How do Transformer Embeddings Represent Compositions? A Functional Analysis

TL;DR

This paper investigates how transformer-based language models represent compositional structures, revealing that most models are highly compositional, with BERT showing weaker compositionality, through a comprehensive analysis of various models and methods.

Contribution

It provides a comparative analysis of compositionality in different transformer models, highlighting the effectiveness of simple models like addition and regression in capturing compositional representations.

Findings

Ridge regression best models compositionality among tested methods.

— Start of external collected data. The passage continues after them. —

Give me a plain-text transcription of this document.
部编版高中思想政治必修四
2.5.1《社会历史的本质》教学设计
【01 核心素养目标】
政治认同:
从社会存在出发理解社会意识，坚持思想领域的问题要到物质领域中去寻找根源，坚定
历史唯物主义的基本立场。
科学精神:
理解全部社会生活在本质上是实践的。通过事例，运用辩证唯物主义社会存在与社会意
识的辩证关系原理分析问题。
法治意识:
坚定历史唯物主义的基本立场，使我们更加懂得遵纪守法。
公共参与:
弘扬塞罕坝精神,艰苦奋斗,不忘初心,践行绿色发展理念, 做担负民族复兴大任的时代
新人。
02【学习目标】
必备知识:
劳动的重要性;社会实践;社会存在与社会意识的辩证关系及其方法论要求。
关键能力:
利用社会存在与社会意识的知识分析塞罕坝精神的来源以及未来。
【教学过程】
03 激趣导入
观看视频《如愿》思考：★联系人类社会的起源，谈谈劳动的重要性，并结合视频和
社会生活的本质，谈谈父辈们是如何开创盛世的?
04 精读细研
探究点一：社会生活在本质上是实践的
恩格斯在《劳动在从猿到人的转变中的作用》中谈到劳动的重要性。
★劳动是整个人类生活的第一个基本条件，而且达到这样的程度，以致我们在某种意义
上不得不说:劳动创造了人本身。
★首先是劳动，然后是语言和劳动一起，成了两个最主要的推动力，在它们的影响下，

Most embedding models are highly compositional, except BERT.

Vector addition performs nearly as well as more complex models.

Abstract

Compositionality is a key aspect of human intelligence, essential for reasoning and generalization. While transformer-based models have become the de facto standard for many language modeling tasks, little is known about how they represent compound words, and whether these representations are compositional. In this study, we test compositionality in Mistral, OpenAI Large, and Google embedding models, and compare them with BERT. First, we evaluate compositionality in the representations by examining six diverse models of compositionality (addition, multiplication, dilation, regression, etc.). We find that ridge regression, albeit linear, best accounts for compositionality. Surprisingly, we find that the classic vector addition model performs almost as well as any other model. Next, we verify that most embedding models are highly compositional, while BERT shows much poorer compositionality. We verify and visualize our findings with a synthetic dataset consisting of fully transparent adjective-noun compositions. Overall, we present a thorough investigation of compositionality.